For all the retrospective pillorying of Mr Prince, he’s right: no-one knows what will happen in the future and there are risks to staying on the sidelines. If you refuse to invest until there is zero uncertainty, you would never invest and would lose your capital to inflation.

Bond markets are seeing similar pressures, but with arguably greater distortions from quantitative easing and forced purchases by pension funds for regulatory reasons. US treasury market volatility – or at least the best measure of it, the Merrill Lynch MOVE Index – is extremely low right now too.

In the corporate bond arena, liquidity has taken a large step down in the past few years. Dealer inventories have roughly halved from 2011 levels, and are on a completely different scale compared with what banks used to hold before the global financial crisis. With fewer bonds available and market makers less inclined to take overnight positions, spreads are now much wider than they used to be, potentially depressing trading further.
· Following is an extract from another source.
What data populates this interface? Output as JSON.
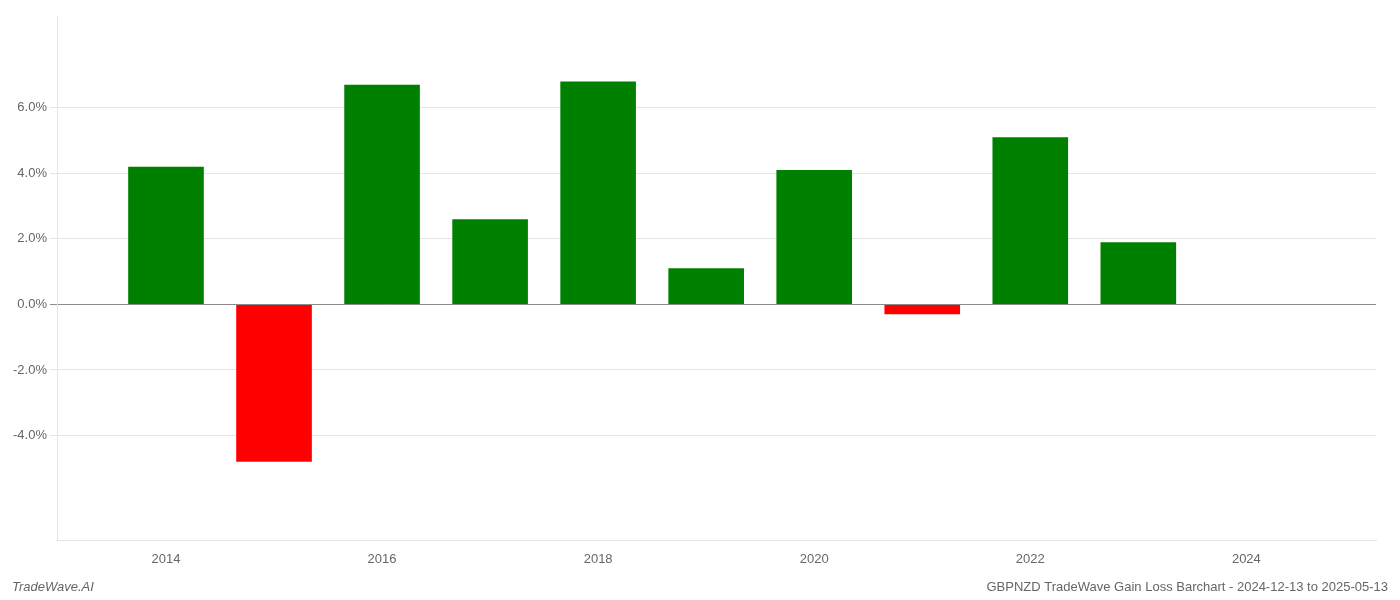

This duet of influences – a downward pressure on yields from monetary policy and lesser trading – could be leading to dampened volatility. Investors may be less inclined to sell holdings because of the greater difficulties in doing so. Added to this, recently the spread above government debt for non-financial bonds has been accounting for between 60% and 80% of the yield. That means making the right call on the creditworthiness of issuers is more crucial than ever, because any deterioration is likely to significantly hit your mark-to-market returns. Investors are incentivised to be more long-term in their investments and are less likely to change positions than perhaps they were in the past.

Meanwhile, an overriding strain running through bond markets is a lingering sense of unease. For some time now, most bond fund managers’ portfolios have been much shorter duration – and therefore less sensitive to yield changes – than in the past. Despite this stance, duration has actually provided strong returns over the last couple of years. Whether this was worth the risk they represented is another matter, however.

No-one knows when the music will change and what the tempo will be when it does. But it feels to me like this era of market tunes may turn out to be essential listening for future investors.